L’aspect du dortoir était éminemment cocasse. Aux lueurs d’un rose vague qu’épandaient autour d’elles les veilleuses mourantes, avait succédé le flamboiement de trois lanternes. Le plafond noir avec ses ronds de lumière qui dansaient au-dessus des mèches en combustion éclatait maintenant avec ses teintes de plâtre fraîchement crépi.

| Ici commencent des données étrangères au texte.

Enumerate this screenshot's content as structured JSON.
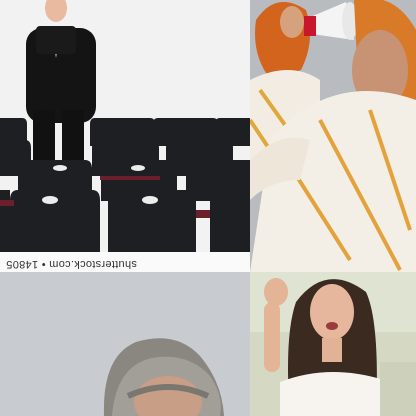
{
  "tiles": [
    {
      "scene": "man-with-megaphone-in-auditorium",
      "watermark": "shutterstock.com • 14805",
      "bg": "#f4f4f4"
    },
    {
      "scene": "women-in-hijab-with-megaphone",
      "bg": "#b9bcc0"
    },
    {
      "scene": "older-woman-portrait",
      "bg": "#c9cdd2"
    },
    {
      "scene": "young-woman-shouting",
      "bg": "#d7dac6"
    }
  ]
}
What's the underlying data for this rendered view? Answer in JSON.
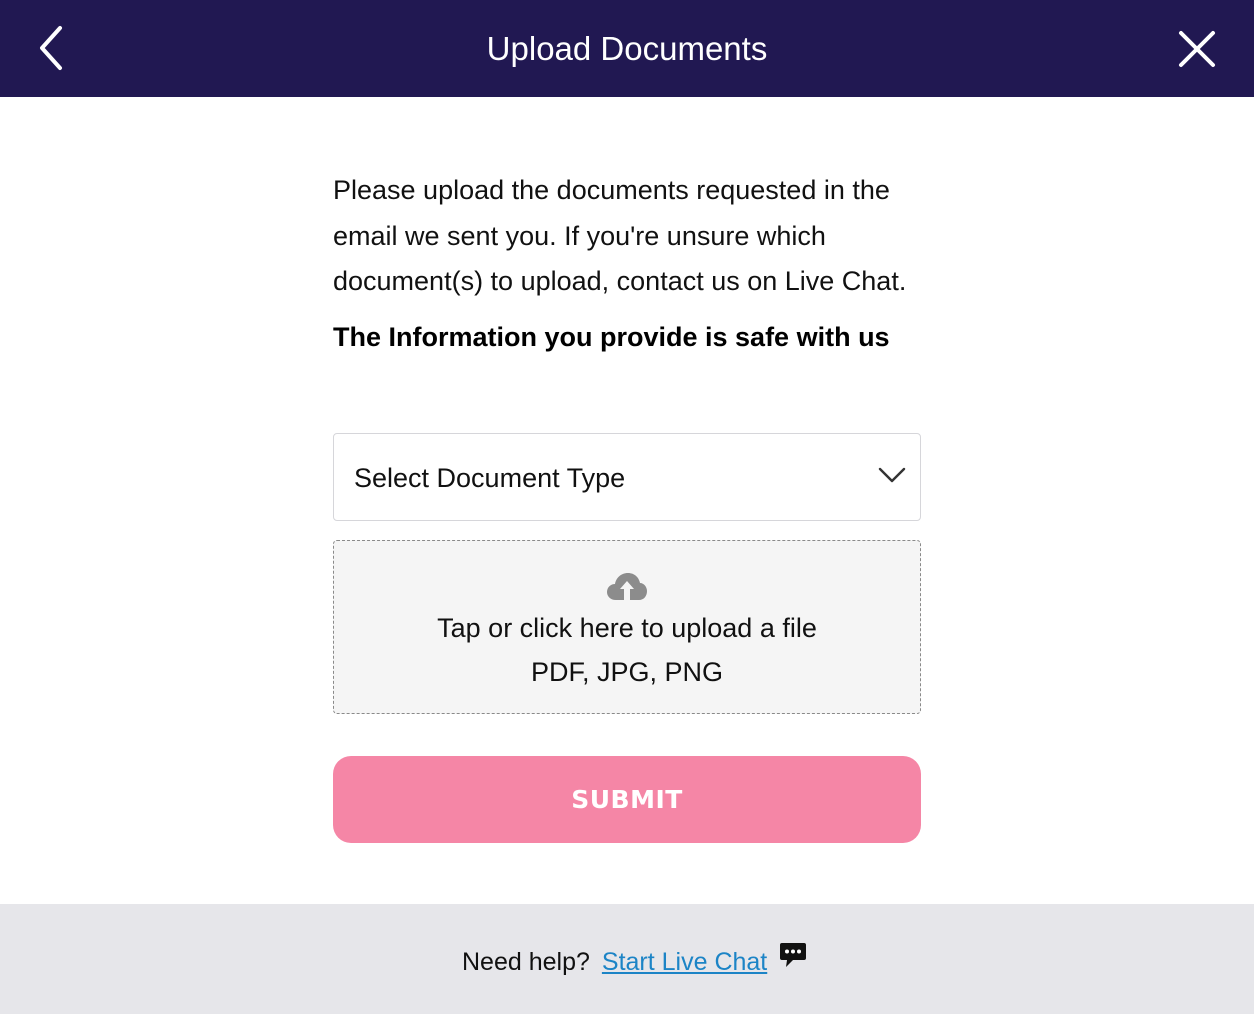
{
  "header": {
    "title": "Upload Documents",
    "back_icon": "chevron-left-icon",
    "close_icon": "close-icon",
    "background": "#211852"
  },
  "content": {
    "intro": "Please upload the documents requested in the email we sent you. If you're unsure which document(s) to upload, contact us on Live Chat.",
    "safe_note": "The Information you provide is safe with us"
  },
  "document_select": {
    "selected": "Select Document Type",
    "icon": "chevron-down-icon"
  },
  "upload": {
    "icon": "cloud-upload-icon",
    "label": "Tap or click here to upload a file",
    "formats": "PDF, JPG, PNG"
  },
  "submit": {
    "label": "SUBMIT",
    "color": "#f586a6"
  },
  "footer": {
    "help_text": "Need help?",
    "chat_link": "Start Live Chat",
    "chat_icon": "chat-bubble-icon",
    "link_color": "#1c84c6",
    "background": "#e6e6ea"
  }
}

Les malades, une réunion de Guignols hors d’âge, avaient empoigné le morceau de bois qui pendait au bout d’une ficelle au dessus de leurs lits, s’y cramponnaient d’une main, et faisaient de l’autre des gestes terrifiés. À cette vue, ma colère tombe, je me tords de rire, le peintre suffoque, il n’y a que la sœur qui garde son sérieux et arrive, à force de menaces et de prières, à rétablir l’ordre dans la chambrée.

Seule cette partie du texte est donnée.